À Vézelay, au XIᵉ siècle, des foules entières se mettaient en route vers Compostelle. Les chroniqueurs notent les tensions : marchands et pèlerins se disputaient les meilleures places, les villages craignaient la disette, les seigneurs imposaient leurs péages. Rien de pur ni d’idéal. Pourtant, dans cette lente poussière, une foi collective prenait forme. La marche créait un peuple nouveau, comme Israël au désert, entre faim et espérance.
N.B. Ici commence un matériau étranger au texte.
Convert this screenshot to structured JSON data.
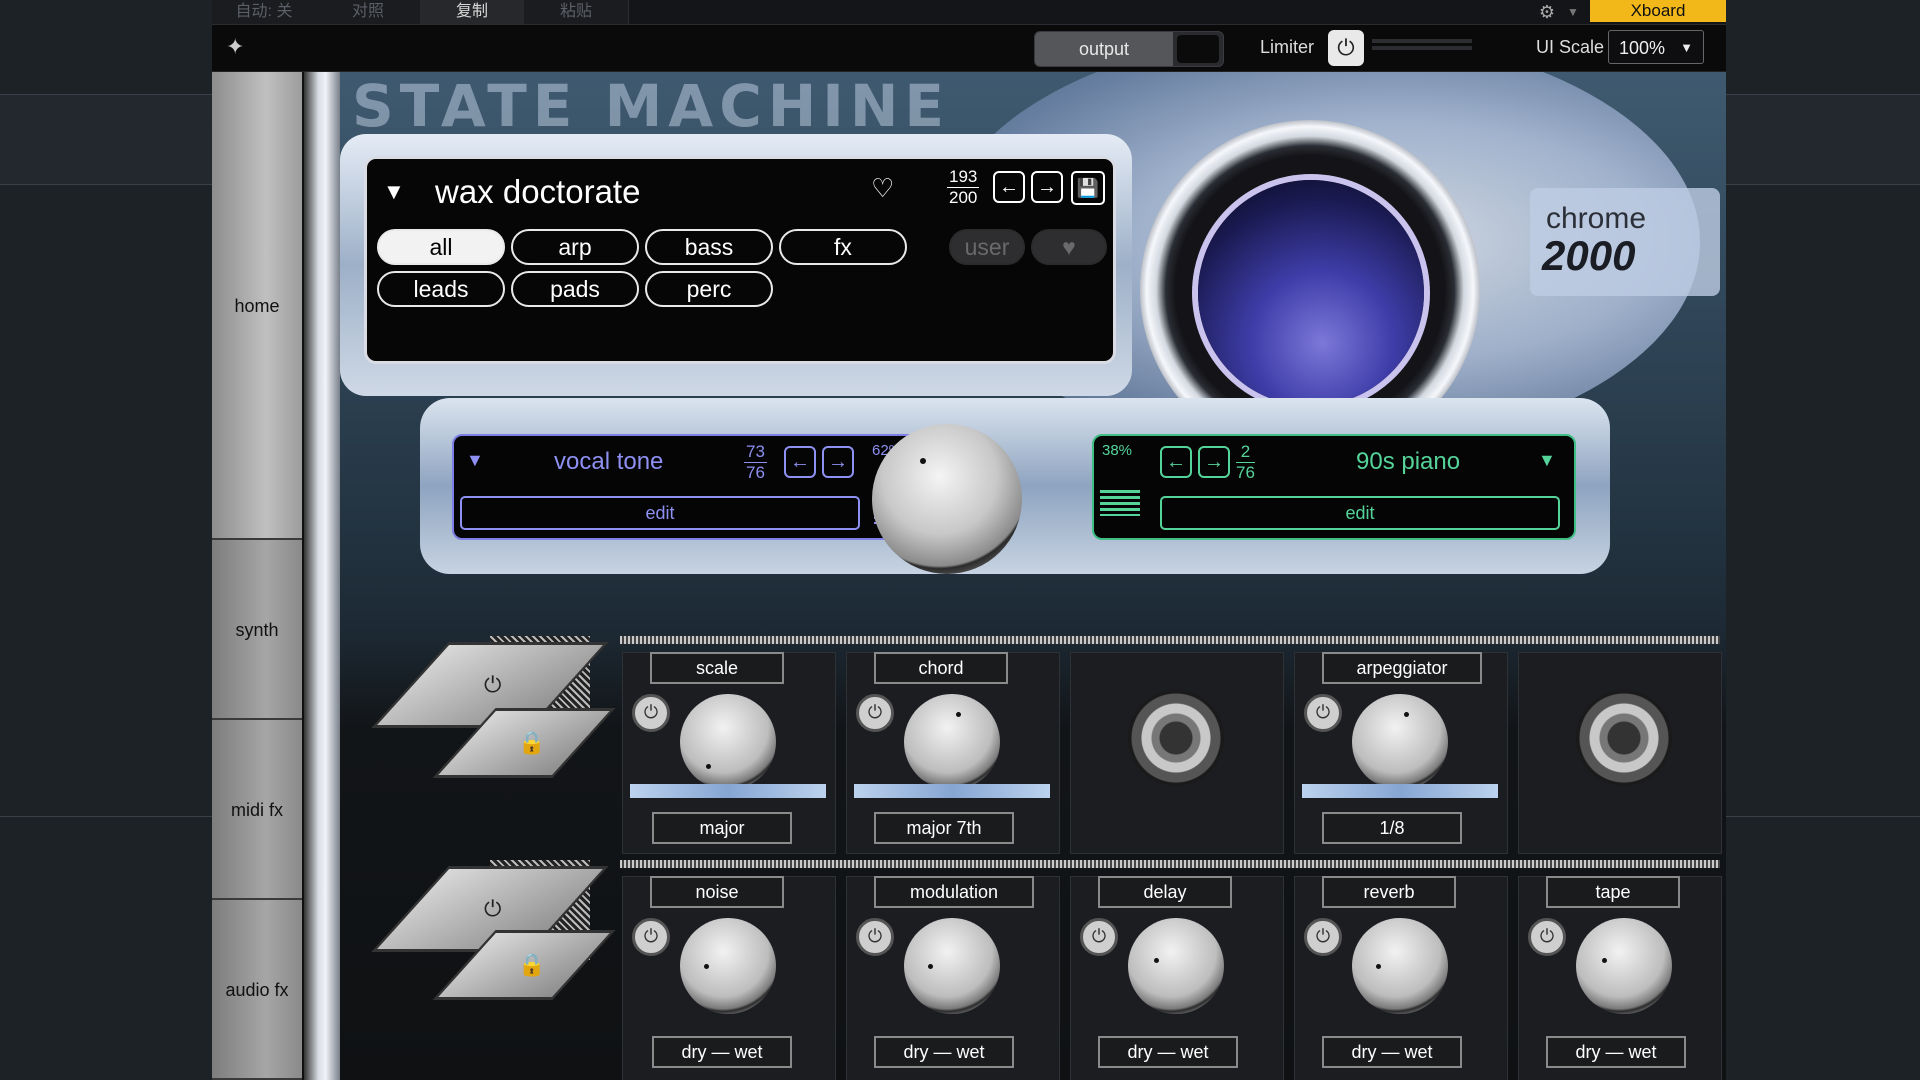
{
  "top_tabs": [
    "自动: 关",
    "对照",
    "复制",
    "粘贴"
  ],
  "top_bar": {
    "xboard": "Xboard"
  },
  "header": {
    "output_label": "output",
    "limiter_label": "Limiter",
    "ui_scale_label": "UI Scale",
    "ui_scale_value": "100%"
  },
  "sidebar": {
    "items": [
      "home",
      "synth",
      "midi fx",
      "audio fx"
    ]
  },
  "brand": {
    "line1": "chrome",
    "line2": "2000",
    "art_title": "STATE MACHINE"
  },
  "preset": {
    "name": "wax doctorate",
    "index": "193",
    "total": "200",
    "categories": [
      "all",
      "arp",
      "bass",
      "fx",
      "leads",
      "pads",
      "perc"
    ],
    "active_category": "all",
    "filters": [
      "user",
      "♥"
    ]
  },
  "layer_a": {
    "name": "vocal tone",
    "index": "73",
    "total": "76",
    "percent": "62%",
    "edit": "edit"
  },
  "layer_b": {
    "name": "90s piano",
    "index": "2",
    "total": "76",
    "percent": "38%",
    "edit": "edit"
  },
  "modules_top": [
    {
      "title": "scale",
      "value": "major"
    },
    {
      "title": "chord",
      "value": "major 7th"
    },
    {
      "title": "arpeggiator",
      "value": "1/8"
    }
  ],
  "modules_bottom": [
    {
      "title": "noise",
      "value": "dry — wet"
    },
    {
      "title": "modulation",
      "value": "dry — wet"
    },
    {
      "title": "delay",
      "value": "dry — wet"
    },
    {
      "title": "reverb",
      "value": "dry — wet"
    },
    {
      "title": "tape",
      "value": "dry — wet"
    }
  ],
  "colors": {
    "layer_a": "#7d7fe6",
    "layer_b": "#3fbf84",
    "xboard": "#f2b81a"
  },
  "icons": {
    "power": "power-icon",
    "lock": "lock-icon",
    "heart": "heart-icon",
    "save": "save-icon",
    "settings": "gear-icon"
  }
}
La scène corse, plus modeste, en garde l’écho. Un boucher, un diacre, un chanteur, un livreur de fleurs. La mosaïque des existences se rassemble un soir d’été, derrière une icône portée à bras d’homme. Saint Jacques rappelle dans son épître : « Élie était un homme semblable à nous » (Jc 5,17). Ainsi, tout croyant, par sa marche, rejoint la prière des prophètes. On comprend alors que la procession n’est pas folklore : elle est une école de patience, où les pas comptent autant que les prières.
Habiter le pas commun
Il reste l’étonnement : pourquoi, au milieu des fusils, des ragots et des lumières électriques, me suis-je senti accueilli ? Orthodoxe de peu, étranger de passage, je n’étais pourtant pas dehors. La réponse se cache dans le geste même de la marche.
Platon, dans le Phèdre, enseignait que l’âme est un attelage tiré par deux chevaux. Elle n’avance pas facilement, mais dans la tension. De même ici : l’assemblée avance par heurts, par reprises, par chants dissonants parfois. Pourtant, un ordre s’imprime, une gravité naît. On ne marche pas seul. Je repense à Saint Séraphim de Sarov, disant : « Acquiers la paix intérieure, et des milliers autour de toi trouveront le salut[2] : Dans la poussière d’une rue de village, au milieu des coups de feu, ces mots résonnent autrement : l’homme de foi accepte de s’effacer dans le pas commun. La marche n’est pas individuelle, elle rayonne.
Alors, procession terminée, le « Diu vi Salve Regina » s’élève. Chaque voix porte un peu plus que soi. Marcher devant Marie, notre Reine, ce soir-là, en hommes, c’est faire ce qu’il faut, au moment juste, avec ceux que l’on n’a pas choisis.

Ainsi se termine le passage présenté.